On September 16, the Court of Appeals for the D.C. Circuit ordered a temporary injunction against construction on any part of the pipeline within 20 miles of Lake Oahe, while the court considered whether or not to halt construction further (the project is currently 60 percent complete). Following the court’s decision yesterday, the Standing Rock Sioux Tribe expressed disappointment that the court did not decide to extend the halt on construction, but vowed to keep fighting the pipeline.
“The Standing Rock Sioux Tribe is not backing down from this fight,” Dave Archambault II, chairman of the Standing Rock Sioux Tribe, said in a statement posted to Facebook on Sunday. “We are guided by prayer, and we will continue to fight for our people. We will not rest until our lands, people, waters and sacred places are permanently protected from this destructive pipeline.”
Indigenous communities — standing in solidarity with the Standing Rock Sioux and joined by environmental activists from around the world — have protested the pipeline for months. This summer, the protests, coupled with a lawsuit against the U.S. Army Corps of Engineers, forced construction to halt. The Standing Rock Sioux argued the government had not adequately consulted the tribe before granting approval to Energy Transfer Partners, the Texas-based energy company behind the project.
In an ironic twist, the D.C. court’s decision to allow construction to go forward was issued just a day before Indigenous Peoples’ Day, a counter-celebration to Columbus Day aimed at drawing attention to the brutal genocide, violation of human rights, and suppression of indigenous cultures that followed the arrival of European explorers in the Americas.
In a statement issued Monday morning, the Indigenous Environmental Network pledged continued solidarity with the Standing Rock Sioux and other indigenous groups currently protesting the pipeline.
“We are troubled by the court’s decision, but as water protectors and land defenders, our resolve to stop this Bakken frack-oil pipeline will not be diminished,” Dallas Goldtooth, executive director of the Indigenous Environmental Network, said. “We will continue to support the tribe’s efforts to hold the US federal government accountable for rubber stamping this dirty oil project.
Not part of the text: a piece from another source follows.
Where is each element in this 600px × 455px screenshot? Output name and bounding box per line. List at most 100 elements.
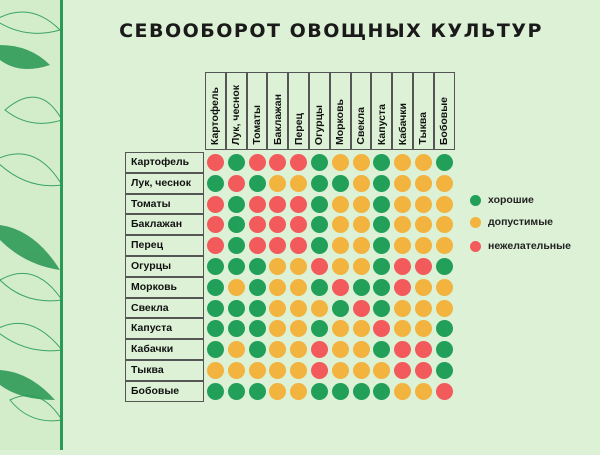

Meanwhile, our hearts and minds go to the pipeline fighters who will continue to use prayer and peaceful civil disobedience to disrupt business-as-usual and stop this black snake from being completed. This fight is far from over.”
Following the court’s decision, three federal agencies ordered construction to remain stopped on any federal land. In September, the Obama administration ordered construction of the pipeline to stop on all federally owned land until government agencies — including the Army Corps, the Justice Department and the Interior Department — could fully assess the likely environmental impact of the pipeline. That decision, according to the agencies, could still be weeks away.